Insects can be controlled as they appear with a variety of methods. Control of fungi, on the other hand, needs to be preemptive as blackspot spores, for instance, are present on the foliage 30 days before the spots occur. There are spray products available in garden centers that effectively control all the common fungi in the home rose garden. Follow the instructions and apply at the recommended rates.
An alternative to this is to plant varieties that have a demonstrated resistance to disease and maintain a clean garden with ample air circulation. Disease resistance has become a primary objective of modern rose hybridizing and resistant varieties are introduced every year. Check the RIRS Rose Buyers Guide, recently updated, for the latest scoop on dozens of varieties including the most disease resistant.
Tip. Attack Japanese beetles in the larva stage in the soil with milky spore disease or lawn care treatments. This takes time but has long lasting positive results.

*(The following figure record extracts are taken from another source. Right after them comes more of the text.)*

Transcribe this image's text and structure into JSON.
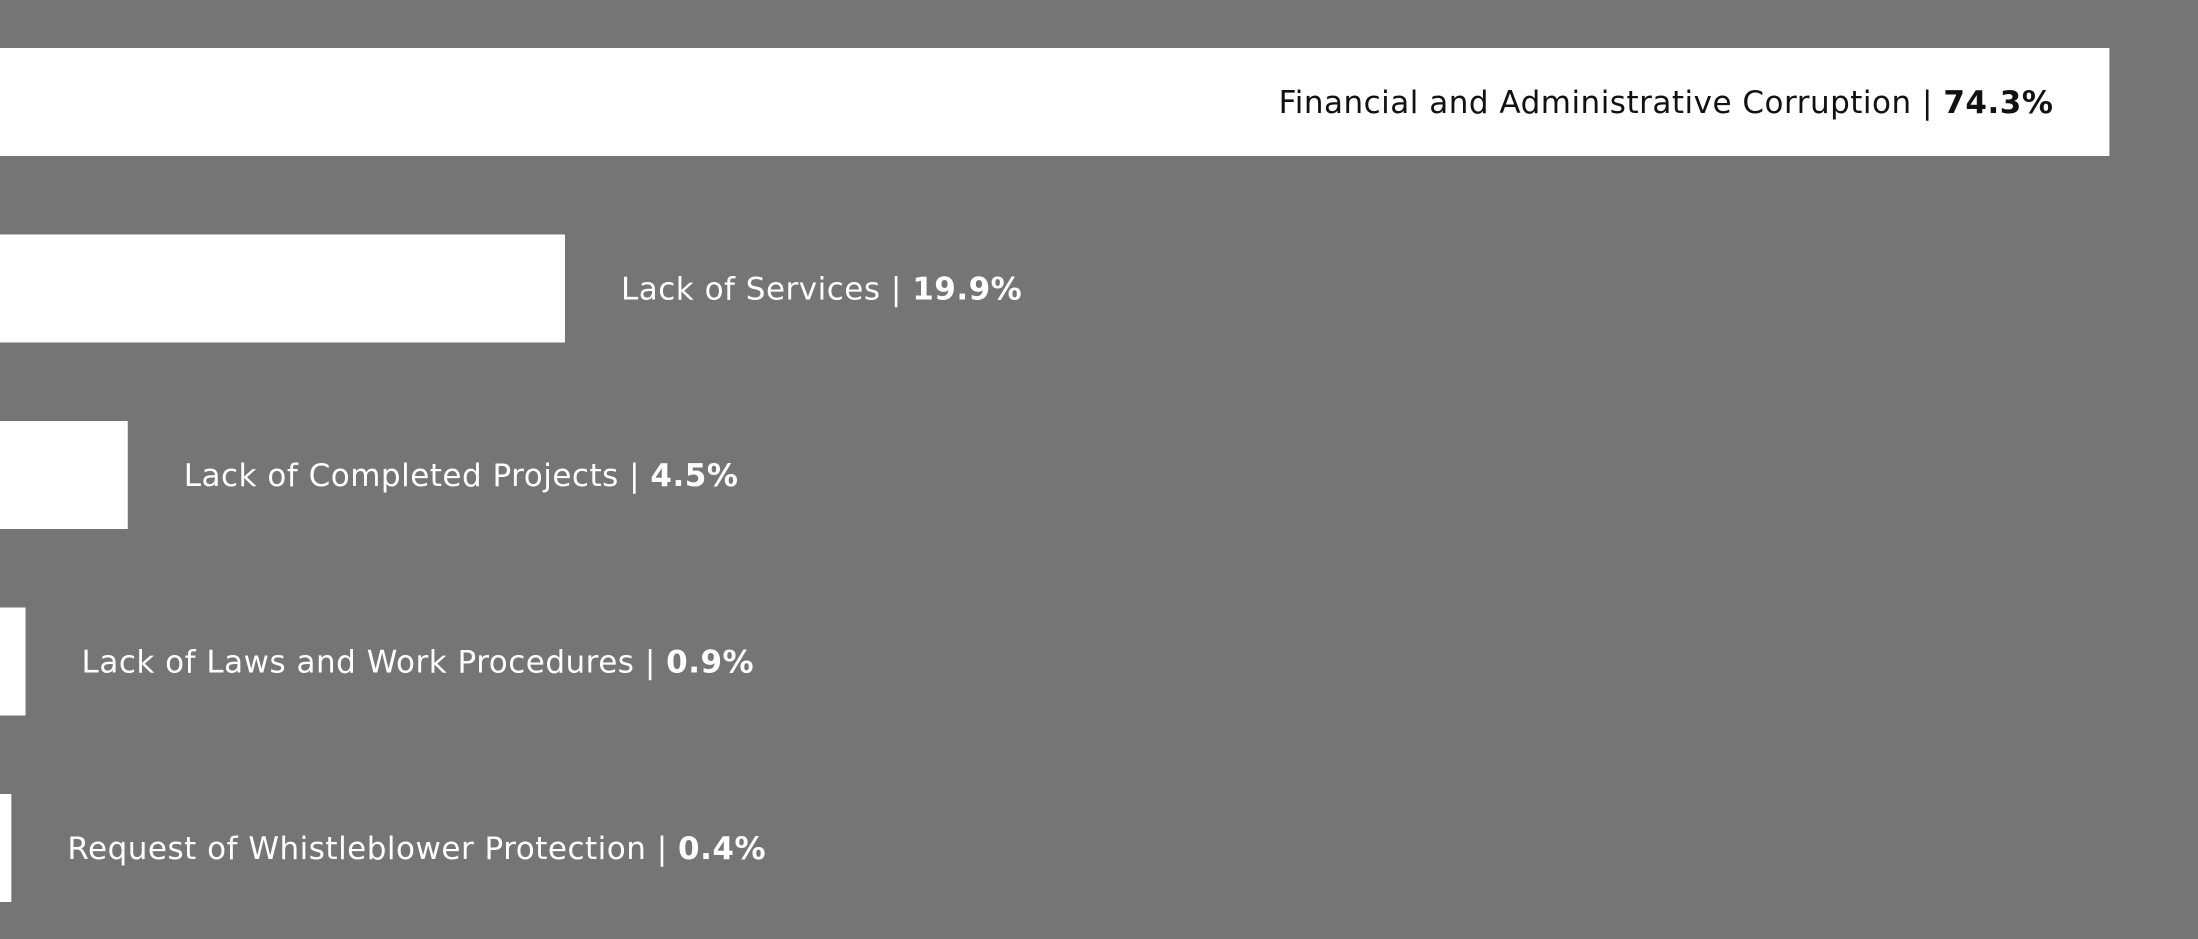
{
  "chart_data": {
    "type": "bar",
    "orientation": "horizontal",
    "categories": [
      "Financial and Administrative Corruption",
      "Lack of Services",
      "Lack of Completed Projects",
      "Lack of Laws and Work Procedures",
      "Request of Whistleblower Protection"
    ],
    "values": [
      74.3,
      19.9,
      4.5,
      0.9,
      0.4
    ],
    "value_labels": [
      "74.3%",
      "19.9%",
      "4.5%",
      "0.9%",
      "0.4%"
    ],
    "label_separator": " | ",
    "title": "",
    "xlabel": "",
    "ylabel": "",
    "xlim": [
      0,
      100
    ],
    "grid": false,
    "legend": "none",
    "colors": {
      "background": "#747574",
      "bar": "#ffffff",
      "label_on_bar": "#111111",
      "label_outside": "#ffffff"
    }
  }
}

The only thing left are the simple mechanics of planting the rose properly, which is easy enough once you see how. The RI Rose Society teaches basic rose care, including planting and pruning, in the spring as well as other times of the year.
The next time you buy roses, put away your ouija boards and tarot cards and send Merlin back to Camelot. If you follow these six basic steps to successful rose gardening then you can grow good, no, make that very good, roses right here in southern New England.
(From May 2001 issue of Rhode Island Rose Review)
Mike Chute lives in East Providence. He is a certified American Rose Society (ARS) horticultural judge, an ARS Consulting Rosarian, and past president of the RI Rose Society.